4. Masz do wyboru kolację ze swoim ulubionym pisarzem. Kogo wybierasz ?
Zdecydowanie pana Rafała Kosika. Po pierwsze, bo Polak i nie będę musiała myśleć, że mogę czegoś nie zrozumieć i w pełni skupić się na pytaniach jakie do niego mam. A po drugie, bo takowych pytań mam mnóstwo.

5. Oprócz książek, co robisz w wolnych chwilach?
Jak widać, prowadzę bloga. Staram się też obejrzeć klasykę filmów, chociaż ciężko mi to idzie (czemu te stare filmy są takie długie?!). Dużo jeżdżę na rowerze, chłonąc ciepłe dni i pływam (ale tylko w basenie, bo jezioro i morze są fuj).

6. Na wieczór ze znajomymi wybieram film pod tytułem...
Moulin Rouge. Pijacka zabawa w Paryżu oglądana po kilku napojach wyskokowych to prawdziwa magia.

7. Zostajesz prezydentem/ premierem. Jedna ustawa jaką byś wprowadził/a ...
Kary dla irytujących pieszych, którzy bezczelnie łazikują po drodze rowerowej jak obok mają chodnik tej samej szerokości.

8. Muzyka, co najczęściej słuchasz ?
Ścieżek dźwiękowych z musicali. Muzyki klasycznej. Czasem rocka.

9. Optymista, pesymista a może realista ?
Nigdy realista. Kiedyś optymista, teraz za bardzo pokopany przez życie, więc odkrywa z lubością nową filozofię: „tumiwisizm”.

10. Chciałbyś zarabiać na życie będąc pisarzem/pisarką?
A pewnie. Tylko najpierw duży napływ weny poproszę.

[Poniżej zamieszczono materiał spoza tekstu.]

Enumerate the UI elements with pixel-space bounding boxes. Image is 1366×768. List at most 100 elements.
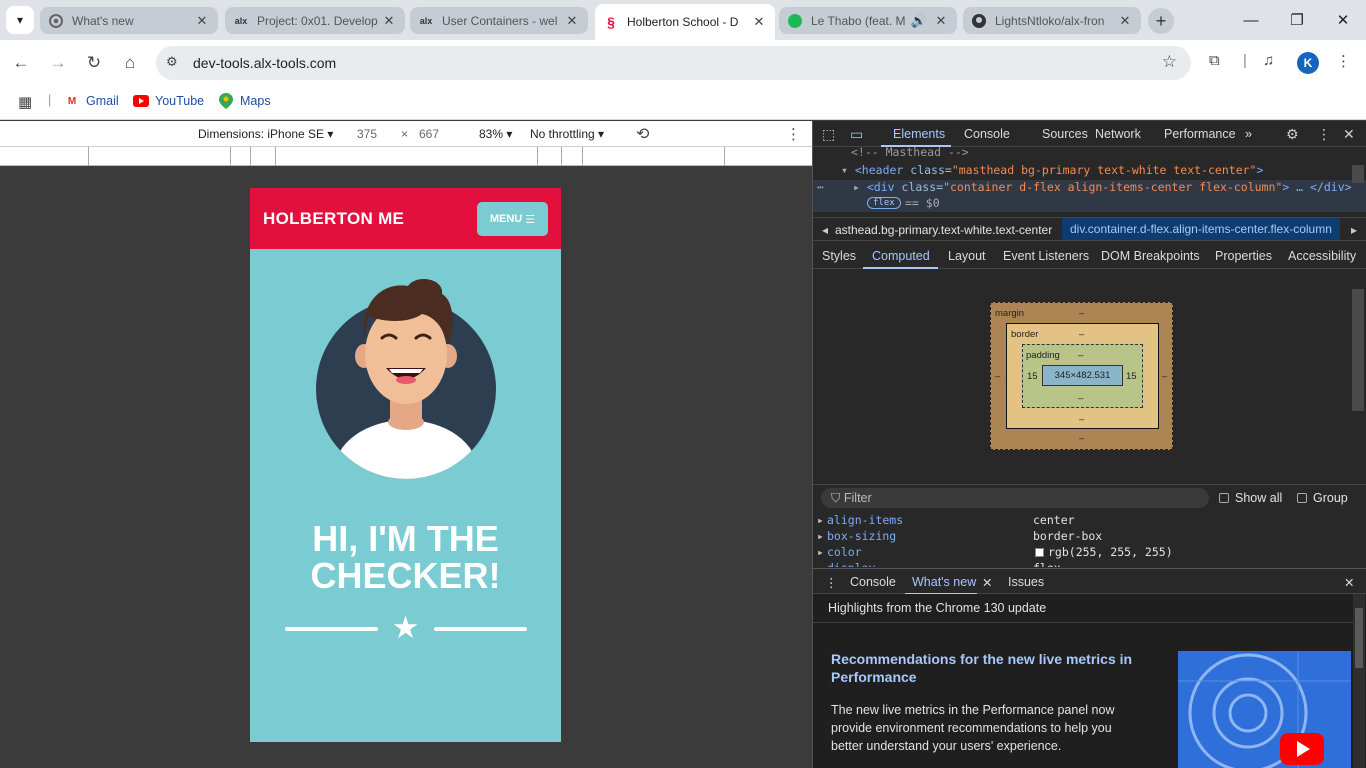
box-model-content[interactable]: 345×482.531	[1042, 365, 1123, 386]
profile-avatar[interactable]: K	[1297, 52, 1319, 74]
browser-tab-project[interactable]: alx Project: 0x01. Develop ✕	[225, 7, 405, 34]
tab-elements[interactable]: Elements	[893, 127, 945, 141]
tab-network[interactable]: Network	[1095, 127, 1141, 141]
device-toggle-icon[interactable]: ▭	[850, 126, 863, 143]
drawer-menu-icon[interactable]: ⋮	[825, 575, 838, 590]
box-model-padding[interactable]: padding – 15 15 – 345×482.531	[1022, 344, 1143, 408]
url-text[interactable]: dev-tools.alx-tools.com	[193, 55, 336, 71]
browser-tab-spotify[interactable]: Le Thabo (feat. M 🔊 ✕	[779, 7, 957, 34]
whats-new-scrollbar[interactable]	[1353, 594, 1365, 768]
menu-button[interactable]: MENU ☰	[477, 202, 548, 236]
media-query-ruler[interactable]	[0, 147, 812, 166]
width-input[interactable]: 375	[357, 127, 377, 141]
subtab-accessibility[interactable]: Accessibility	[1288, 249, 1356, 263]
flex-badge[interactable]: flex	[867, 197, 901, 209]
browser-tab-holberton[interactable]: § Holberton School - D ✕	[595, 4, 775, 40]
devtools-close-icon[interactable]: ✕	[1343, 126, 1355, 143]
breadcrumb-item[interactable]: asthead.bg-primary.text-white.text-cente…	[835, 223, 1052, 237]
site-settings-icon[interactable]: ⚙	[166, 54, 178, 70]
computed-property-row[interactable]: ▸ box-sizing border-box	[813, 529, 1366, 545]
drawer-tab-whats-new[interactable]: What's new	[912, 575, 976, 589]
box-model-border[interactable]: border – – padding – 15 15 – 345×482.531	[1006, 323, 1159, 429]
subtab-properties[interactable]: Properties	[1215, 249, 1272, 263]
subtab-dom-breakpoints[interactable]: DOM Breakpoints	[1101, 249, 1200, 263]
reload-icon[interactable]: ↻	[81, 50, 107, 76]
filter-input[interactable]: ⛉ Filter	[821, 488, 1209, 508]
more-tabs-icon[interactable]: »	[1245, 127, 1252, 141]
navbar-brand[interactable]: HOLBERTON ME	[263, 209, 404, 229]
settings-gear-icon[interactable]: ⚙	[1286, 126, 1299, 143]
breadcrumb-left-icon[interactable]: ◂	[822, 223, 828, 237]
forward-icon[interactable]: →	[45, 50, 71, 76]
browser-tab-whats-new[interactable]: What's new ✕	[40, 7, 218, 34]
dimensions-select[interactable]: Dimensions: iPhone SE ▾	[198, 127, 333, 141]
spotify-icon	[787, 13, 803, 29]
tab-performance[interactable]: Performance	[1164, 127, 1236, 141]
back-icon[interactable]: ←	[8, 50, 34, 76]
close-tab-icon[interactable]: ✕	[194, 13, 210, 29]
zoom-select[interactable]: 83% ▾	[479, 127, 512, 141]
apps-grid-icon[interactable]: ▦	[18, 93, 32, 111]
subtab-styles[interactable]: Styles	[822, 249, 856, 263]
height-input[interactable]: 667	[419, 127, 439, 141]
video-thumbnail[interactable]	[1178, 651, 1351, 768]
bookmark-star-icon[interactable]: ☆	[1162, 52, 1177, 72]
expand-arrow-icon[interactable]: ▸	[817, 529, 824, 543]
collapse-arrow-icon[interactable]: ▾	[841, 163, 848, 177]
breadcrumb-item-selected[interactable]: div.container.d-flex.align-items-center.…	[1062, 218, 1340, 240]
device-options-icon[interactable]: ⋮	[786, 125, 801, 143]
close-tab-icon[interactable]: ✕	[381, 13, 397, 29]
tab-console[interactable]: Console	[964, 127, 1010, 141]
close-tab-icon[interactable]: ✕	[564, 13, 580, 29]
extensions-icon[interactable]: ⧉	[1209, 52, 1220, 69]
address-bar[interactable]: ⚙ dev-tools.alx-tools.com ☆	[156, 46, 1191, 80]
speaker-icon[interactable]: 🔊	[911, 13, 927, 29]
bookmark-maps[interactable]: Maps	[218, 93, 271, 109]
kebab-menu-icon[interactable]: ⋮	[1336, 52, 1351, 70]
devtools-menu-icon[interactable]: ⋮	[1317, 126, 1331, 143]
box-model-margin[interactable]: margin – – – – border – – padding – 15 1…	[990, 302, 1173, 450]
subtab-layout[interactable]: Layout	[948, 249, 986, 263]
computed-property-row[interactable]: ▸ align-items center	[813, 513, 1366, 529]
expand-arrow-icon[interactable]: ▸	[817, 513, 824, 527]
drawer-tab-console[interactable]: Console	[850, 575, 896, 589]
close-tab-icon[interactable]: ✕	[933, 13, 949, 29]
tab-sources[interactable]: Sources	[1042, 127, 1088, 141]
expand-arrow-icon[interactable]: ▸	[817, 561, 824, 567]
dom-header-node[interactable]: ▾ <header class="masthead bg-primary tex…	[841, 163, 1263, 177]
close-tab-icon[interactable]: ✕	[1117, 13, 1133, 29]
expand-arrow-icon[interactable]: ▸	[853, 180, 860, 194]
inspect-element-icon[interactable]: ⬚	[822, 126, 835, 143]
restore-icon[interactable]: ❐	[1274, 0, 1320, 40]
computed-scrollbar[interactable]	[1352, 289, 1364, 411]
media-controls-icon[interactable]: ♫	[1263, 52, 1274, 69]
home-icon[interactable]: ⌂	[117, 50, 143, 76]
ellipsis-icon[interactable]: ⋯	[817, 180, 824, 194]
color-swatch[interactable]	[1035, 548, 1044, 557]
new-tab-button[interactable]: +	[1148, 8, 1174, 34]
browser-tab-user-containers[interactable]: alx User Containers - wel ✕	[410, 7, 588, 34]
browser-tab-github[interactable]: LightsNtloko/alx-fron ✕	[963, 7, 1141, 34]
dom-scrollbar[interactable]	[1352, 165, 1364, 183]
rotate-icon[interactable]: ⟲	[636, 124, 649, 144]
subtab-computed[interactable]: Computed	[872, 249, 930, 263]
drawer-tab-issues[interactable]: Issues	[1008, 575, 1044, 589]
subtab-event-listeners[interactable]: Event Listeners	[1003, 249, 1089, 263]
close-drawer-icon[interactable]: ✕	[1344, 575, 1354, 590]
tab-search-chevron-icon[interactable]: ▾	[6, 6, 34, 34]
breadcrumb-right-icon[interactable]: ▸	[1351, 223, 1357, 237]
close-tab-icon[interactable]: ✕	[751, 14, 767, 30]
bookmark-youtube[interactable]: YouTube	[133, 93, 204, 109]
group-checkbox[interactable]: Group	[1297, 491, 1348, 505]
expand-arrow-icon[interactable]: ▸	[817, 545, 824, 559]
computed-property-row[interactable]: ▸ color rgb(255, 255, 255)	[813, 545, 1366, 561]
dom-selected-node[interactable]: ⋯ ▸ <div class="container d-flex align-i…	[813, 180, 1366, 212]
minimize-icon[interactable]: —	[1228, 0, 1274, 40]
show-all-checkbox[interactable]: Show all	[1219, 491, 1282, 505]
close-drawer-tab-icon[interactable]: ✕	[982, 575, 992, 590]
window-close-icon[interactable]: ✕	[1320, 0, 1366, 40]
throttling-select[interactable]: No throttling ▾	[530, 127, 604, 141]
bookmark-gmail[interactable]: M Gmail	[64, 93, 119, 109]
whats-new-title[interactable]: Recommendations for the new live metrics…	[831, 650, 1161, 686]
computed-property-row[interactable]: ▸ display flex	[813, 561, 1366, 567]
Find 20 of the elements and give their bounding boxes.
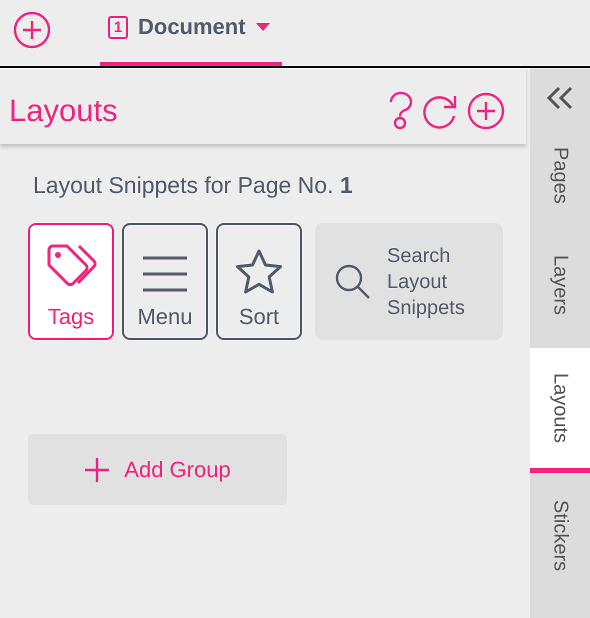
- sort-button[interactable]: Sort: [216, 223, 302, 340]
- collapse-icon[interactable]: [546, 86, 574, 110]
- page-snippets-heading: Layout Snippets for Page No. 1: [33, 172, 354, 199]
- tags-button[interactable]: Tags: [28, 223, 114, 340]
- star-icon: [233, 248, 285, 296]
- document-tab[interactable]: 1 Document: [100, 0, 282, 66]
- menu-button[interactable]: Menu: [122, 223, 208, 340]
- dropdown-caret-icon: [256, 23, 270, 31]
- page-number-badge: 1: [108, 16, 128, 38]
- sidebar-tab[interactable]: Pages: [530, 128, 590, 228]
- sidebar-tab[interactable]: Layers: [530, 228, 590, 348]
- search-snippets-button[interactable]: Search Layout Snippets: [315, 223, 503, 340]
- add-icon[interactable]: [466, 91, 506, 131]
- sidebar-tab[interactable]: Stickers: [530, 473, 590, 603]
- add-group-button[interactable]: Add Group: [28, 434, 287, 505]
- help-icon[interactable]: [388, 91, 414, 131]
- sidebar-tab[interactable]: Layouts: [530, 348, 590, 473]
- panel-title: Layouts: [9, 93, 119, 129]
- add-document-icon[interactable]: [12, 10, 52, 50]
- plus-icon: [84, 456, 110, 482]
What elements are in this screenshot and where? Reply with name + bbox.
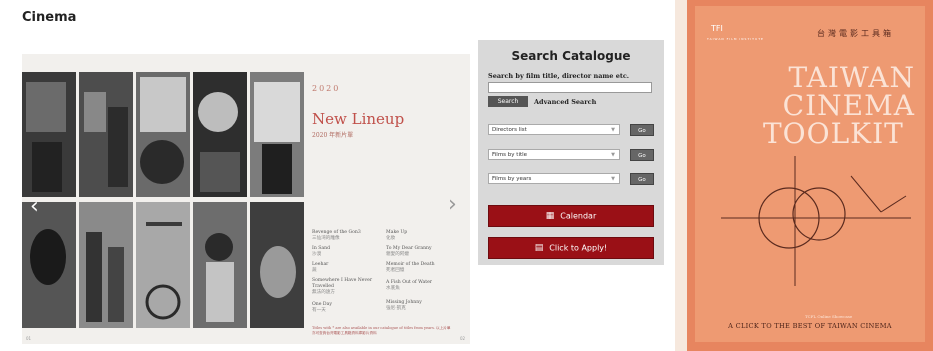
clipboard-icon: ▤	[534, 243, 544, 253]
film-entry: Somewhere I Have Never Travelled 無法的遠方	[312, 278, 373, 295]
lineup-year: 2020	[312, 84, 341, 93]
search-catalogue-title: Search Catalogue	[511, 49, 631, 63]
next-slide-arrow-icon[interactable]: ›	[448, 192, 457, 217]
toolkit-chinese-title: 台灣電影工具箱	[817, 29, 894, 38]
go-button-directors[interactable]: Go	[630, 124, 654, 136]
lineup-slideshow[interactable]: 2020 New Lineup 2020 年新片單 Revenge of the…	[22, 54, 470, 344]
chevron-down-icon: ▼	[611, 176, 615, 182]
film-entry: Missing Johnny 強尼·凱克	[386, 300, 422, 311]
toolkit-title-line2: CINEMA	[782, 89, 915, 122]
toolkit-title-line3: TOOLKIT	[763, 117, 904, 150]
prev-slide-arrow-icon[interactable]: ‹	[30, 194, 39, 219]
film-entry: In Sand 沙漠	[312, 246, 331, 257]
tfi-logo-subtitle: TAIWAN FILM INSTITUTE	[707, 37, 764, 41]
toolkit-graphic	[721, 156, 911, 286]
go-button-years[interactable]: Go	[630, 173, 654, 185]
film-entry: A Fish Out of Water 水底魚	[386, 280, 432, 291]
lineup-heading: New Lineup	[312, 110, 405, 128]
film-entry: Leehar 蔬	[312, 262, 329, 273]
page-number-right: 02	[460, 336, 466, 341]
film-entry: To My Dear Granny 親愛的阿嬤	[386, 246, 432, 257]
films-by-title-select[interactable]: Films by title ▼	[488, 149, 620, 160]
directors-list-select[interactable]: Directors list ▼	[488, 124, 620, 135]
film-entry: Revenge of the Gon3 三仙湾的雕像	[312, 230, 361, 241]
film-entry: One Day 有一天	[312, 302, 332, 313]
calendar-button[interactable]: ▦ Calendar	[488, 205, 654, 227]
advanced-search-link[interactable]: Advanced Search	[534, 98, 596, 106]
toolkit-tagline: A CLICK TO THE BEST OF TAIWAN CINEMA	[728, 322, 892, 330]
film-stills-collage	[22, 72, 304, 328]
chevron-down-icon: ▼	[611, 127, 615, 133]
lineup-subheading: 2020 年新片單	[312, 132, 354, 139]
lineup-footnote: Titles with * are also available in our …	[312, 326, 451, 335]
calendar-icon: ▦	[545, 211, 555, 221]
films-by-years-select[interactable]: Films by years ▼	[488, 173, 620, 184]
search-catalogue-panel: Search Catalogue Search by film title, d…	[478, 40, 664, 265]
apply-button[interactable]: ▤ Click to Apply!	[488, 237, 654, 259]
toolkit-title-line1: TAIWAN	[788, 61, 915, 94]
tfi-logo: TFI	[711, 24, 723, 33]
film-entry: Make Up 化妝	[386, 230, 408, 241]
taiwan-cinema-toolkit-banner[interactable]: TFI TAIWAN FILM INSTITUTE 台灣電影工具箱 TAIWAN…	[687, 0, 933, 351]
chevron-down-icon: ▼	[611, 152, 615, 158]
page-title: Cinema	[22, 10, 77, 25]
search-button[interactable]: Search	[488, 96, 528, 107]
search-input[interactable]	[488, 82, 652, 93]
go-button-title[interactable]: Go	[630, 149, 654, 161]
toolkit-cover: TFI TAIWAN FILM INSTITUTE 台灣電影工具箱 TAIWAN…	[695, 6, 925, 342]
toolkit-small-text: TCFL Online Showcase	[805, 314, 853, 319]
film-entry: Memoir of the Death 死者回憶	[386, 262, 435, 273]
page-number-left: 01	[26, 336, 32, 341]
search-label: Search by film title, director name etc.	[488, 72, 630, 80]
main-content: Cinema 2020 New Lineup 2020 年新片單 Revenge…	[0, 0, 675, 351]
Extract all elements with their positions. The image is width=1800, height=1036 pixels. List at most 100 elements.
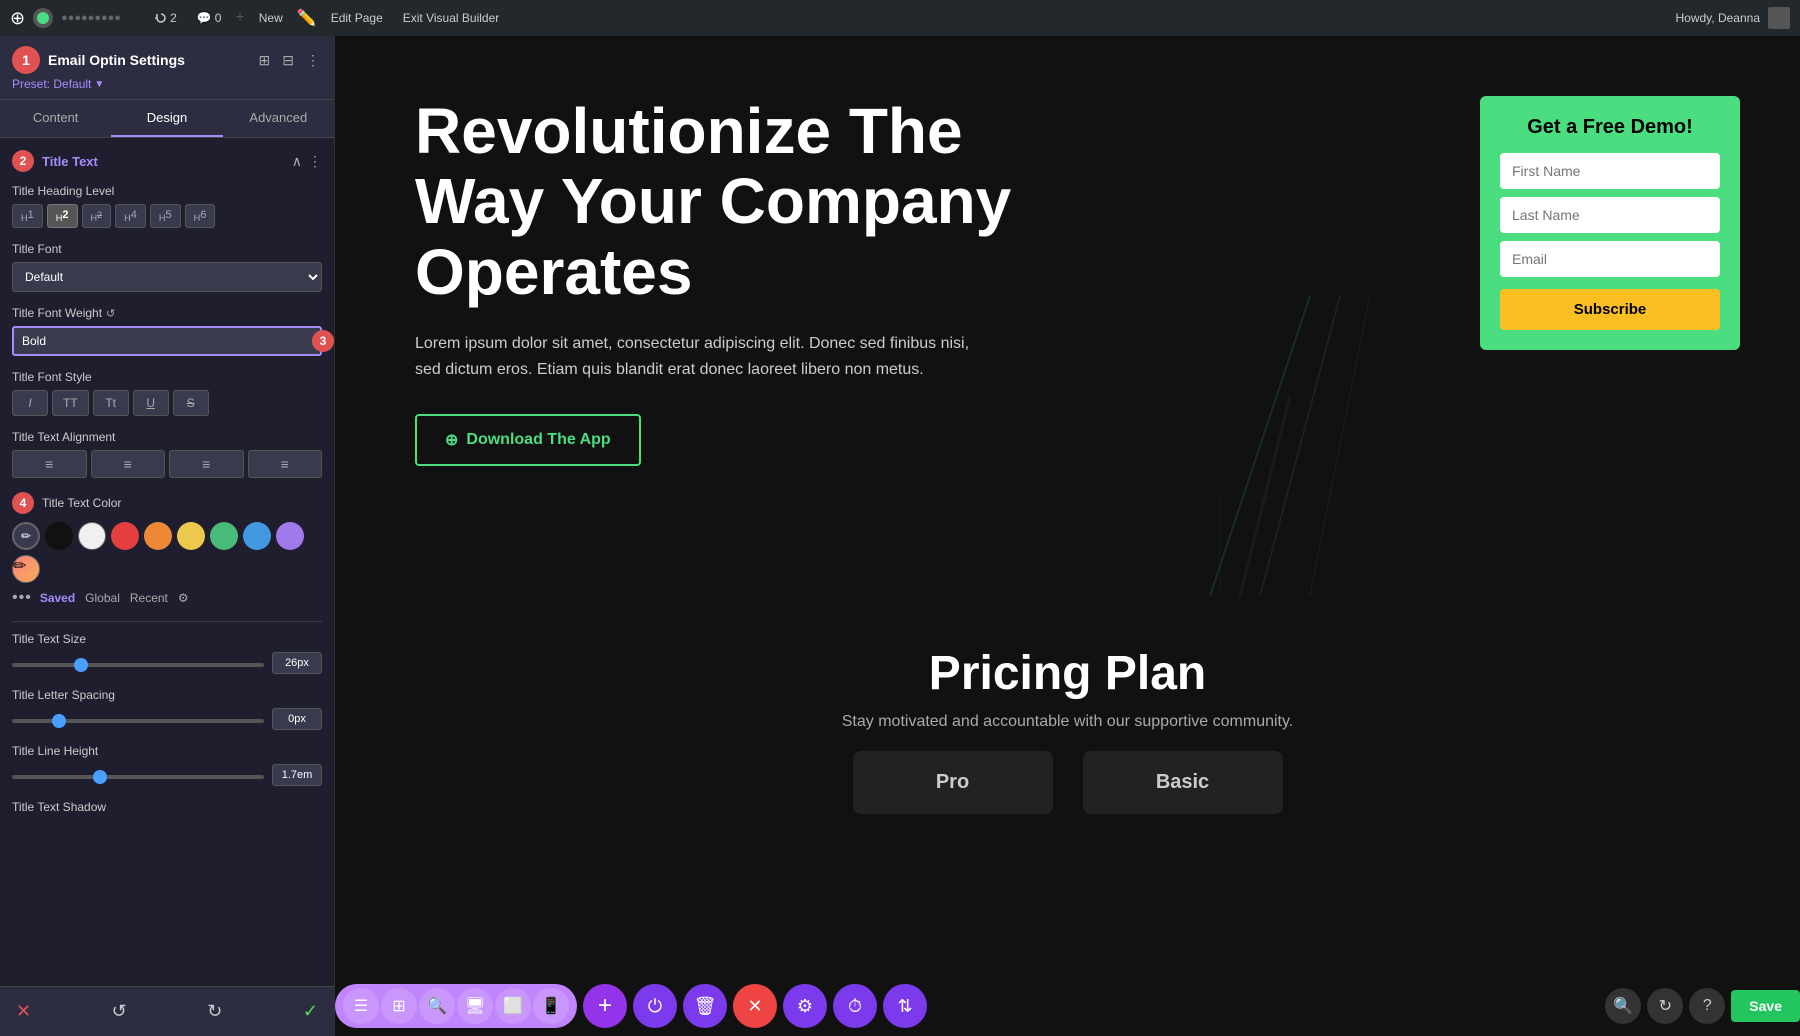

11. Języki obce ? Jeśli tak to jakie ?
Angielski opanowany prawie do perfekcji. Niemiecki niechętnie słuchany i zrozumiany, ale odpowiedzi zawsze udzielam po angielski. Po francusku umiem opisać swój dzień, a po łacinie podać nazwy narządów. Chciałabym nauczyć się norweskiego. Moja motywacja do nauki języków: „a co jeśli twoja druga połówka okaże się Anglikiem?”